Going to University and studying for my degree has been one of the best decisions I’ve made and I think importantly for me, the timing was right. I wouldn’t have had the same experience at 18 as I am having now at 29. I am embracing my studies because I have been in the world of work for so long and for someone with little training and few qualifications, it can be dull. I can’t lie though, it’s tough. Both of my children are in full time education themselves now but despite all the ‘free time’ I’d gained through this, I still need to work and importantly, I want to be a good Mum.
I want to do the school run, I want the boys to go to sports clubs after school, to do their homework, to cook their tea and to put them to bed each night. I also have to remember that I have a husband too and that I would like to finish Uni divorce free! Somehow though, I need to attend all lectures and seminars (which admittedly only account for around 6 hours a week), read all the material for each one, meet assignment deadlines and maintain relationships with peers along the way, fitting in the odd social event.
I’m stressed just thinking about it.
You – Can – Do – It, though. Honestly. There is ample support in so many forms and just being honest and talking things over with staff and peers if you find you are losing your way, will see you through no end. There are a wider variety of people on my course, than I have encountered anywhere else at any one time and you will find a place to fit. A place you will call home for the next 3 years, maybe longer and this place, those people, will be the strength you need to make it through.

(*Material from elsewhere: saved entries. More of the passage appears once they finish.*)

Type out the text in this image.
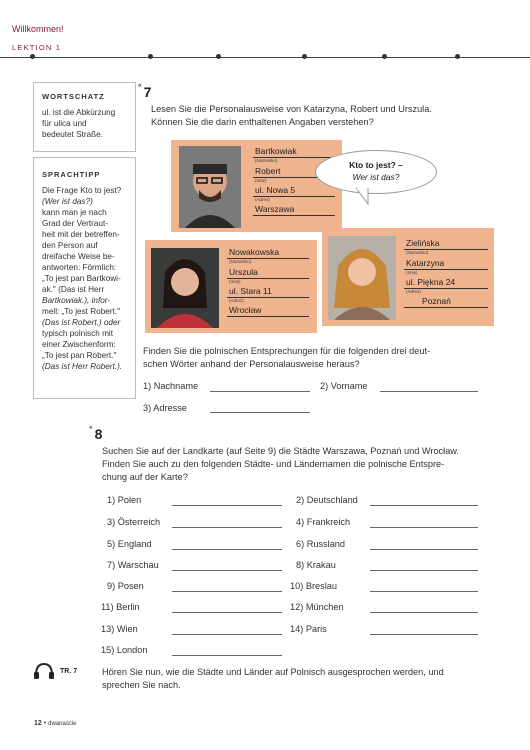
Willkommen!
LEKTION 1
WORTSCHATZ
ul. ist die Abkürzung
für ulica und
bedeutet Straße.
SPRACHTIPP
Die Frage Kto to jest?
(Wer ist das?)
kann man je nach
Grad der Vertraut-
heit mit der betreffen-
den Person auf
dreifache Weise be-
antworten: Förmlich:
„To jest pan Bartkowi-
ak." (Das ist Herr
Bartkowiak.), infor-
mell: „To jest Robert."
(Das ist Robert.) oder
typisch polnisch mit
einer Zwischenform:
„To jest pan Robert."
(Das ist Herr Robert.).
° 7
Lesen Sie die Personalausweise von Katarzyna, Robert und Urszula.
Können Sie die darin enthaltenen Angaben verstehen?
Bartkowiak
(Nazwisko)
Robert
(Imię)
ul. Nowa 5
(Adres)
Warszawa
Kto to jest? –
Wer ist das?
Nowakowska
(Nazwisko)
Urszula
(Imię)
ul. Stara 11
(Adres)
Wrocław
Zielińska
(Nazwisko)
Katarzyna
(Imię)
ul. Piękna 24
(Adres)
Poznań
Finden Sie die polnischen Entsprechungen für die folgenden drei deut-
schen Wörter anhand der Personalausweise heraus?
1) Nachname	2) Vorname
3) Adresse
° 8
Suchen Sie auf der Landkarte (auf Seite 9) die Städte Warszawa, Poznań und Wrocław.
Finden Sie auch zu den folgenden Städte- und Ländernamen die polnische Entspre-
chung auf der Karte?
1) Polen
3) Österreich
5) England
7) Warschau
9) Posen
11) Berlin
13) Wien
15) London
2) Deutschland
4) Frankreich
6) Russland
8) Krakau
10) Breslau
12) München
14) Paris
TR. 7	Hören Sie nun, wie die Städte und Länder auf Polnisch ausgesprochen werden, und
sprechen Sie nach.
12 • dwanaście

However, I have come across people that have felt the need to doubt my decision. They have concerns about my ability to get a better paid job at the end of it, there is an unemployment crisis after all, and think that I will have accrued more debt than is worthwhile.
Well, I say, thanks for your thoughts BUT, regardless of career prospects at the end of it, I am acquiring skills and experience that I wouldn’t have got staying put. I am learning to critically analyse texts of all varieties, write professionally, self evaluate, gaining time management skills and so much more, as it turns out, I have a flare for creative writing.
Who KNEW?! And the debt, isn’t worth worrying about. Without getting too political, the government have made it impossible for people like me to go through Uni without getting into considerable debt but I don’t actually start to pay it off until I’m earning more than I was before I went to Uni. Therefore, if I don’t get a better job, I won’t pay it back and the debt isn’t like credit or finance so it doesn’t affect your ability to get a mortgage or credit card, for example.
I you’re inspired to make some changes, a great place to suss out different career options is ‘The National Careers Service‘:
They have information on hundreds of job types including advice on what qualifications you may need and different entry routes. Also, make contact with colleges near you. Most of them offer free careers advice and can give you information including financial support too.
If I could offer you any advice if you are thinking of becoming a mature student, it would be to do it.
- Blink and it’ll be over.
- Don’t pressure yourself to meet unrealistic targets.
- Use the feedback to improve, don’t see it as criticism.
- The balance between work, family and uni will come. It may tip one way or the other at times and this IS FINE, communicate throughout and you will get through.